Greek Crisis -- My View

*Greece Crisis Stabilized?
Ongoing debates were held to help Greece find a resolution to save Greece from debt troubles and potential default. Greece was downgraded recently by Standard & Poor’s rating agency to CCC (a drop of three credit rating grades below "junk status") meaning Greek debt is “extremely speculative" and the outlook for Greek debt is “negative.”. There is a significantly higher likelihood of one or more defaults in regards to Greece said the ratings agency after the downgrade.

Credit-default swaps on Greece, Ireland and Portugal surged to records on concern European governments’ struggles to resolve the deficit crisis will threaten their ability to pay their debts causing the Euro to surge lower after S&P Downgrade.
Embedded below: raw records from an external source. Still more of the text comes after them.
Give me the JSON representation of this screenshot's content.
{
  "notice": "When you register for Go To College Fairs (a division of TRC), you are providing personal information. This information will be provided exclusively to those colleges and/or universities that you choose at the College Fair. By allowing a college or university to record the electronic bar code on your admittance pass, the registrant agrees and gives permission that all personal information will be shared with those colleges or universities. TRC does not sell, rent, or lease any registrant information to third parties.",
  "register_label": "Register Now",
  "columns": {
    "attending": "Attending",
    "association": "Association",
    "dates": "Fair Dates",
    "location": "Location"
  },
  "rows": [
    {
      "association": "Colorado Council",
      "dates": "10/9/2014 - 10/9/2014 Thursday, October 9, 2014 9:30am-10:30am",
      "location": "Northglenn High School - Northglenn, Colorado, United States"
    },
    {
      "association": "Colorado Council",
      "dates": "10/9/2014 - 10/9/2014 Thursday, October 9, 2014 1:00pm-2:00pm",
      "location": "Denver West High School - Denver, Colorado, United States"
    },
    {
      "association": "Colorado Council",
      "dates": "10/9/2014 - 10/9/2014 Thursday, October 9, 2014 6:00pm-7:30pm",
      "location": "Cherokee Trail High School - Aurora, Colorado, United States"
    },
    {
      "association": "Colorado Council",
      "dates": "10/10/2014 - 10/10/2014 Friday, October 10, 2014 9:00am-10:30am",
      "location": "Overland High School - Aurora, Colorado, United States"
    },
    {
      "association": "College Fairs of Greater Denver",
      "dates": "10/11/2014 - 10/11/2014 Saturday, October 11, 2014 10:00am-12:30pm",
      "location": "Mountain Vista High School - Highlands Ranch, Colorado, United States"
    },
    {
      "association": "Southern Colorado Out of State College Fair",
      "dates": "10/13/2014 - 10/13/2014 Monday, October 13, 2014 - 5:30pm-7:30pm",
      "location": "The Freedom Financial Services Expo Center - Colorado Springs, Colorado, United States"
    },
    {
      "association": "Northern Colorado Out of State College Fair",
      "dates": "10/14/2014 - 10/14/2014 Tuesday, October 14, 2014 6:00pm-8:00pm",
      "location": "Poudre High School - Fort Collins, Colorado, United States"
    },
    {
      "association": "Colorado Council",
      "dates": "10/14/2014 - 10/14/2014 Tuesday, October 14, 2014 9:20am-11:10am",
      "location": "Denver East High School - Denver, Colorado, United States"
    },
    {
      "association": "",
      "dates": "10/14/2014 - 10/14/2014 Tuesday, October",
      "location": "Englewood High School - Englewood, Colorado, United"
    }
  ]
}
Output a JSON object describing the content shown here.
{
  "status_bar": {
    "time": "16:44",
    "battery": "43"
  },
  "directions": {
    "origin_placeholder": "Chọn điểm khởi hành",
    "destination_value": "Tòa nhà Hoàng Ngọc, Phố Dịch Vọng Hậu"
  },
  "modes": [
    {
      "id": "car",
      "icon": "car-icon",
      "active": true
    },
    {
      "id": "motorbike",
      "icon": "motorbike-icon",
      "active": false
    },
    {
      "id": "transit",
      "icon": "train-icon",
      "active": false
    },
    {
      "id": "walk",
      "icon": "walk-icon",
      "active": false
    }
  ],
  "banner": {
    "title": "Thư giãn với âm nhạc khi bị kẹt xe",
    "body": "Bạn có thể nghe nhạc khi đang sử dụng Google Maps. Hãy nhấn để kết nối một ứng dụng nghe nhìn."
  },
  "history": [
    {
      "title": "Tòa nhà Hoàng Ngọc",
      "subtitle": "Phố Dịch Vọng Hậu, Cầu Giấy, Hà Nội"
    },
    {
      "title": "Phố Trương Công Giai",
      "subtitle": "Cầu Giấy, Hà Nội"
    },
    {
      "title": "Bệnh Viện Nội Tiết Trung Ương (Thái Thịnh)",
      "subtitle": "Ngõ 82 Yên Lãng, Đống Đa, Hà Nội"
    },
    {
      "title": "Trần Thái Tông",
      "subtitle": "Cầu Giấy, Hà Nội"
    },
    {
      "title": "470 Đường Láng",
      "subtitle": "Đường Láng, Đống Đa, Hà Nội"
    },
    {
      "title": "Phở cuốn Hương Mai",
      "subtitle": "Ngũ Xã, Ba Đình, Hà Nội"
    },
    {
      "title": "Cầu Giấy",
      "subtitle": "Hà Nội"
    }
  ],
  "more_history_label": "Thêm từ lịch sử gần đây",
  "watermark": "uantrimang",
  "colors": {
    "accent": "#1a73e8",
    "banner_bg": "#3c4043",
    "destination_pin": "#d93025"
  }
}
The problems with Greece debt has caused a massive amount of ongoing debate and the plot has stayed thick. There were protest in Athens over the governments handling of the debt crisis and economic woes such as unemployment. In Athens, angry Greeks gathered while officials met and the Greeks made sure they were heard.

Banks in the UK and the US have decided to reduce their risk to Greece and there is no appetite in the capital markets to extend finance to Greece. If Greece eventually defaults in the coming years the government could no longer borrow and would have to cut spending rather violently. The Greek lending system would completely implode.

Although Greece is a very small portion of the Eurozone it has created a very large and complicated mess. The only thing Greece can do is restructure it's debt but the ECB and EU have been against it because it would hurt their banks. It’s also very difficult to restructure debt owned to outside governments as those governments would have to take a large losses on their accounts which would cause political uproar from Eurozone members.

Temporary bailouts have been the short-term solution to the problem but there has not been a final solution to the entire debt mess other than kick the can down the road.

Why won't EU let Greece default?
They are afraid of a domino effect. It may actually be better for Greece in the long run to default. If Greece defaults it could cause investment fear that the EU isn't stable and there could be a domino effect (panic & contagion) from other hurting economies such as Spain, Italy, Portugal, and Ireland that would be a worse alternative than bailing out Greece.

The current package of includes spending cuts, tax hikes and privatizations that has become very unpopular throughout Greece.